Pak1 phosphorylation on t212 affects microtubules in cells undergoing mitosis.

Curr Biol 2002 Jul;12(14):1233-9

Molecular and Developmental Neurobiology MRC Centre, New Hunt's House, King's College London, Guy's Campus, United Kingdom.

The Pak kinases are targets of the Rho GTPases Rac and Cdc42, which regulate cell shape and motility. It is increasingly apparent that part of this function is due to the effect Pak kinases have on microtubule organization and dynamics.
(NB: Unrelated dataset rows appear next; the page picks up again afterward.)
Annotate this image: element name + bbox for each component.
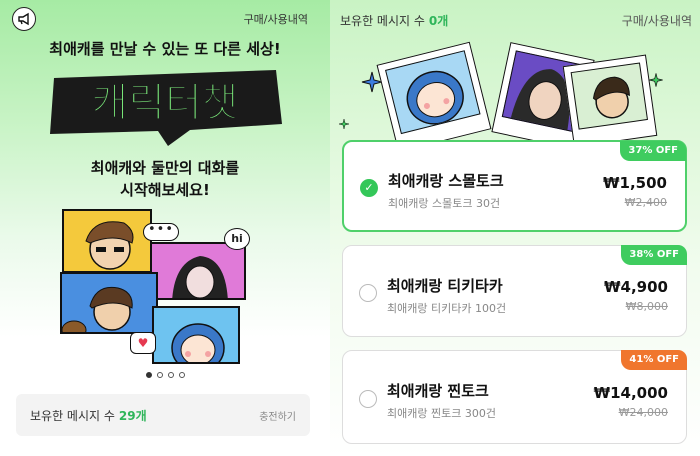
message-balance-bar: 보유한 메시지 수 29개 충전하기 <box>16 394 310 436</box>
package-original-price: ₩8,000 <box>625 300 668 313</box>
selected-check-icon[interactable]: ✓ <box>360 179 378 197</box>
message-balance-label: 보유한 메시지 수 <box>340 14 425 28</box>
discount-badge: 41% OFF <box>621 350 687 370</box>
typing-bubble: ••• <box>143 223 179 241</box>
character-illustration <box>570 62 648 130</box>
logo-text: 캐릭터챗 <box>91 80 238 126</box>
package-price: ₩14,000 <box>593 384 668 402</box>
pager-dot-4[interactable] <box>179 372 185 378</box>
promo-panel: 구매/사용내역 최애캐를 만날 수 있는 또 다른 세상! 캐릭터챗 최애캐와 … <box>0 0 330 456</box>
message-balance-count: 0개 <box>428 14 449 28</box>
promo-subtitle: 최애캐와 둘만의 대화를 시작해보세요! <box>0 157 330 201</box>
sparkle-icon <box>338 118 350 130</box>
package-price: ₩1,500 <box>603 174 667 192</box>
package-original-price: ₩2,400 <box>624 196 667 209</box>
character-card-yellow <box>62 209 152 273</box>
package-name: 최애캐랑 티키타카 <box>387 277 503 295</box>
package-name: 최애캐랑 스몰토크 <box>388 172 504 190</box>
charge-button[interactable]: 충전하기 <box>259 408 296 423</box>
subtitle-line-1: 최애캐와 둘만의 대화를 <box>90 159 240 177</box>
package-description: 최애캐랑 스몰토크 30건 <box>388 197 501 210</box>
purchase-panel: 보유한 메시지 수 0개 구매/사용내역 ✓ 최애캐랑 스몰토크 최애캐랑 스몰토… <box>330 0 700 456</box>
purchase-history-link[interactable]: 구매/사용내역 <box>622 12 692 29</box>
character-illustration <box>385 50 481 135</box>
character-photo-3 <box>562 54 658 148</box>
package-option-real-talk[interactable]: 최애캐랑 찐토크 최애캐랑 찐토크 300건 ₩14,000 ₩24,000 4… <box>342 350 687 444</box>
discount-badge: 38% OFF <box>621 245 687 265</box>
megaphone-icon[interactable] <box>12 7 36 31</box>
sparkle-icon <box>649 73 663 87</box>
pager-dot-3[interactable] <box>168 372 174 378</box>
character-card-blue <box>60 272 158 334</box>
discount-badge: 37% OFF <box>620 141 686 161</box>
carousel-pager[interactable] <box>146 372 185 378</box>
radio-button[interactable] <box>359 390 377 408</box>
hi-bubble: hi <box>224 228 250 250</box>
subtitle-line-2: 시작해보세요! <box>120 181 210 199</box>
message-balance-label: 보유한 메시지 수 <box>30 408 115 423</box>
pager-dot-2[interactable] <box>157 372 163 378</box>
pager-dot-1[interactable] <box>146 372 152 378</box>
package-original-price: ₩24,000 <box>618 406 668 419</box>
package-description: 최애캐랑 찐토크 300건 <box>387 407 496 420</box>
promo-tagline: 최애캐를 만날 수 있는 또 다른 세상! <box>49 40 281 58</box>
character-chat-logo: 캐릭터챗 <box>50 70 282 146</box>
heart-icon: ♥ <box>130 332 156 354</box>
radio-button[interactable] <box>359 284 377 302</box>
character-photo-1 <box>376 41 492 153</box>
message-balance-count: 29개 <box>118 408 147 423</box>
package-option-tikitaka[interactable]: 최애캐랑 티키타카 최애캐랑 티키타카 100건 ₩4,900 ₩8,000 3… <box>342 245 687 337</box>
package-description: 최애캐랑 티키타카 100건 <box>387 302 507 315</box>
character-card-pink <box>150 242 246 300</box>
message-balance-header: 보유한 메시지 수 0개 <box>340 12 448 29</box>
character-card-sky <box>152 306 240 364</box>
message-balance: 보유한 메시지 수 29개 <box>30 407 147 424</box>
purchase-history-link[interactable]: 구매/사용내역 <box>244 11 308 27</box>
package-option-small-talk[interactable]: ✓ 최애캐랑 스몰토크 최애캐랑 스몰토크 30건 ₩1,500 ₩2,400 … <box>342 140 687 232</box>
package-price: ₩4,900 <box>604 278 668 296</box>
package-name: 최애캐랑 찐토크 <box>387 382 489 400</box>
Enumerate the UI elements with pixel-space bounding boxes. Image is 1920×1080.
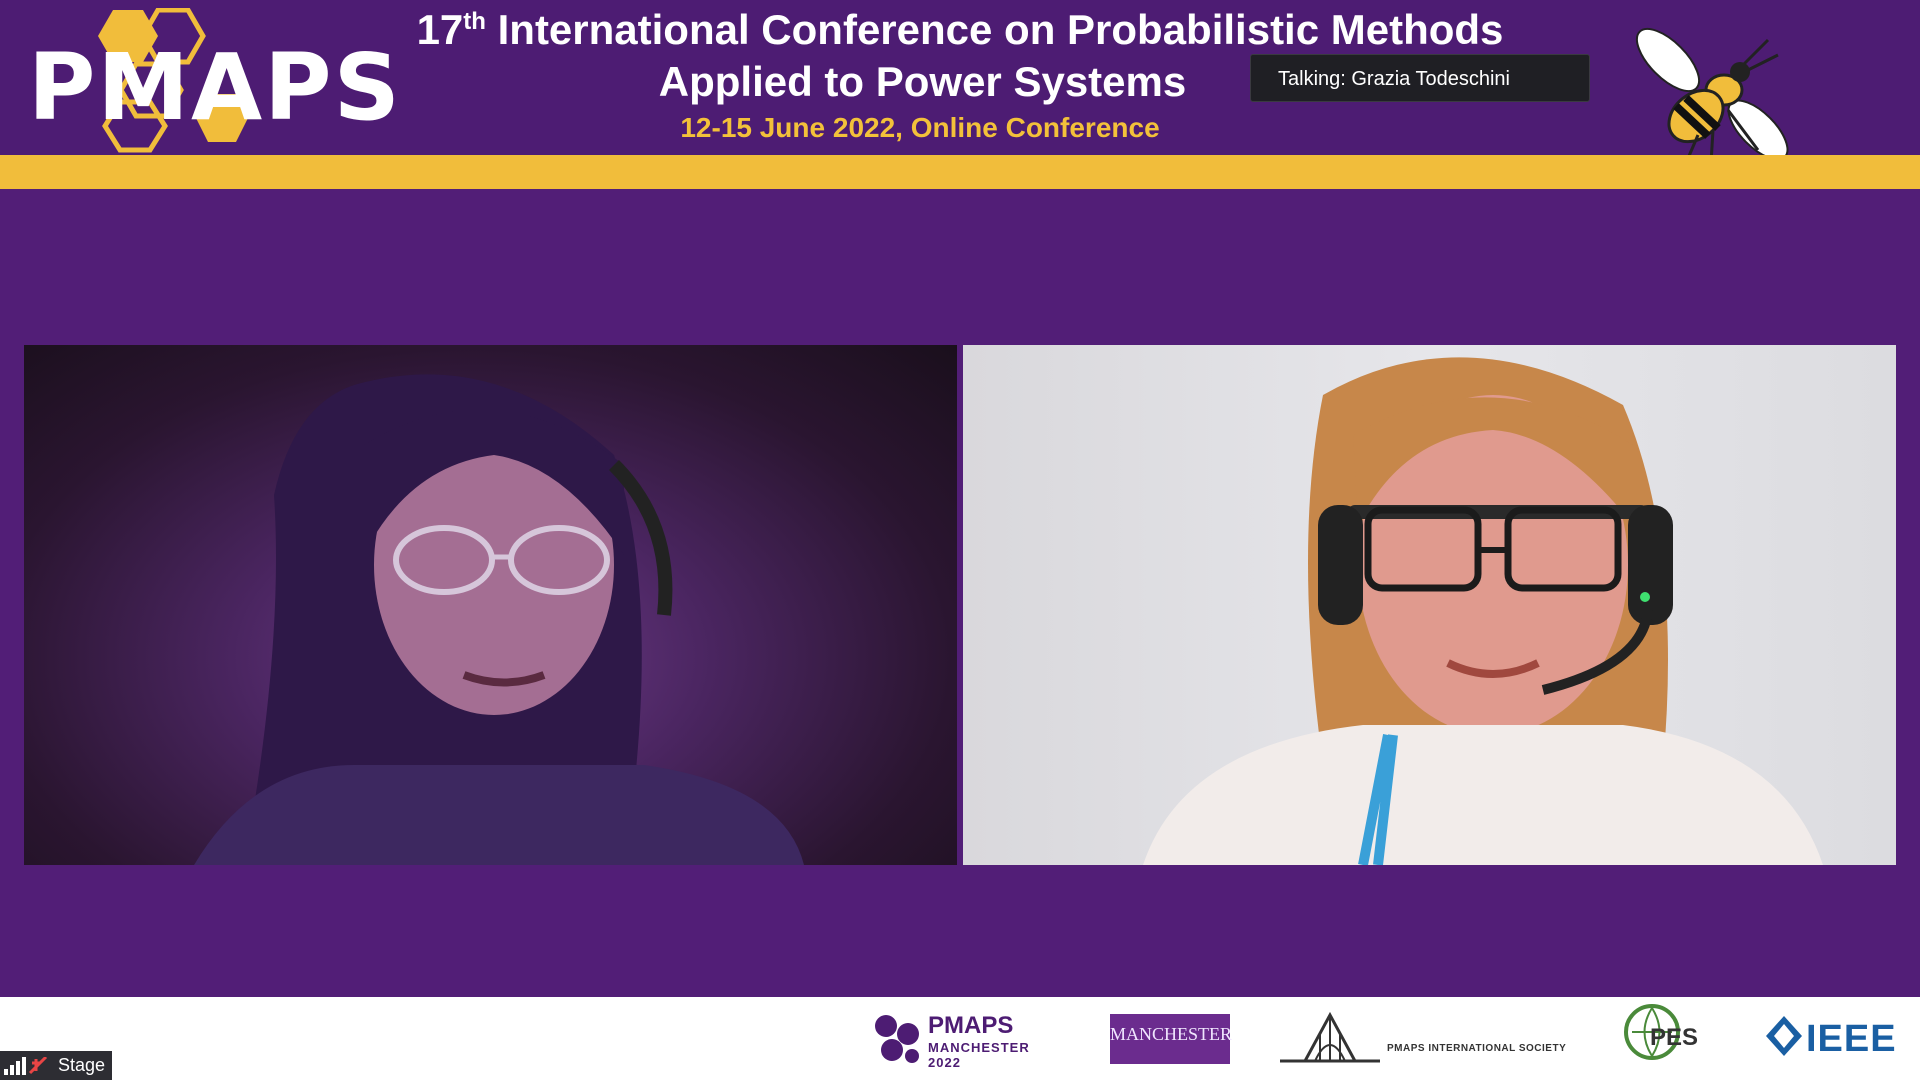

Recently, overexpression of Xenopus Pak5 was shown to enhance microtubule stabilization, and it was shown that mammalian Pak1 may inhibit a microtubule-destabilizing protein, Op18/Stathmin. We have identified a specific phosphorylation site on mammalian Pak1, T212, which is targeted by the neuronal p35/Cdk5 kinase. Pak1 phosphorylated on T212, Pak1T212(PO(4)), is enriched in axonal growth cones and colocalizes with small peripheral bundles of microtubules. Cortical neurons overexpressing a Pak1A212 mutant display a tangled neurite morphology, which suggests that the microtubule cytoskeleton is affected. Here, we show that cyclin B1/Cdc2 phosphorylates Pak1 in cells undergoing mitosis. In the developing cortex and in cultured fibroblasts, Pak1T212(PO(4)) is enriched in microtubule-organizing centers and along parts of the spindles. In living cells, a peptide mimicking phosphorylated T212 accumulates at the centrosomes and spindles and causes an increased length of astral microtubules during metaphase or following nocodazole washout. Together these results suggest that similar signaling pathways regulate microtubule dynamics in a remodeling axonal growth cone and during cell division.